According to CenterPoint Energy’s local outage tracker, 10,426 electricity customers were powerless across the greater Houston region as of 2:33 p.m. Thursday.

By 2:53 p.m. the number of local outages had dropped down to 7,614, but those residents who still have their lights on should be aware that local weather forecasts predict more potentially troublesome thunderstorms will be descending on our region throughout Thursday evening and over the next several days.

Customers who called the CenterPoint customer support and outage report hotline Thursday afternoon were greeted with a message that high call volumes meant they might not be able to get through to support staff.

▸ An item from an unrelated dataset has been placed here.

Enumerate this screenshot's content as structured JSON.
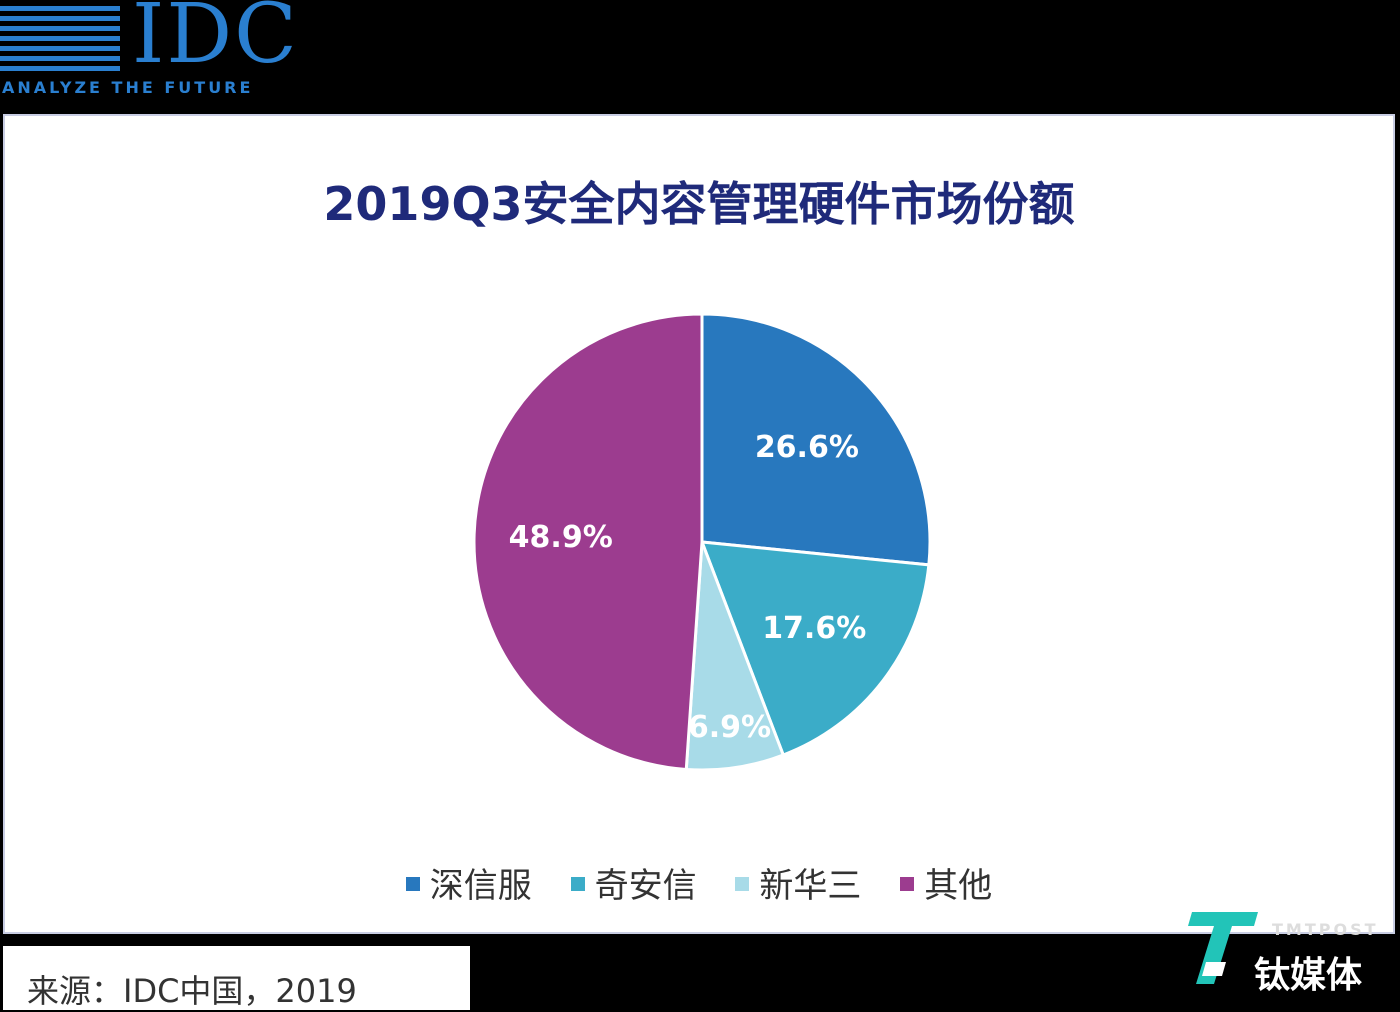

CenterPoint spokeswoman Alejandra Diaz told the Houston Press that “the greater Houston area continues to be impacted by storms,” and that “CenterPoint Energy employees and contractors are working to assess storm damage to our electric grid and restore electricity to affected customers as safely and quickly as possible.”

Heavy showers and extremely loud thunderstorms struck Houston and surrounding regions overnight Wednesday. On Thursday morning, Space City Weather’s Eric Berger wrote that the threat of rain in the Houston area would dip temporarily after sunset that night, but warned Friday will likely bring more widespread bad weather.

“Friday begins the period of biggest concern for us with these rains,” Berger wrote, “and it will run through about Monday.”

“As is typical with this kind of system, it can be difficult to predict exactly when and where the heaviest rains are going to fall even a few hours beforehand,” Berger warned, which is why Berger and his fellow Space City forecaster Matt Lanza have put greater Houston under a Stage 1 flood warning through the weekend.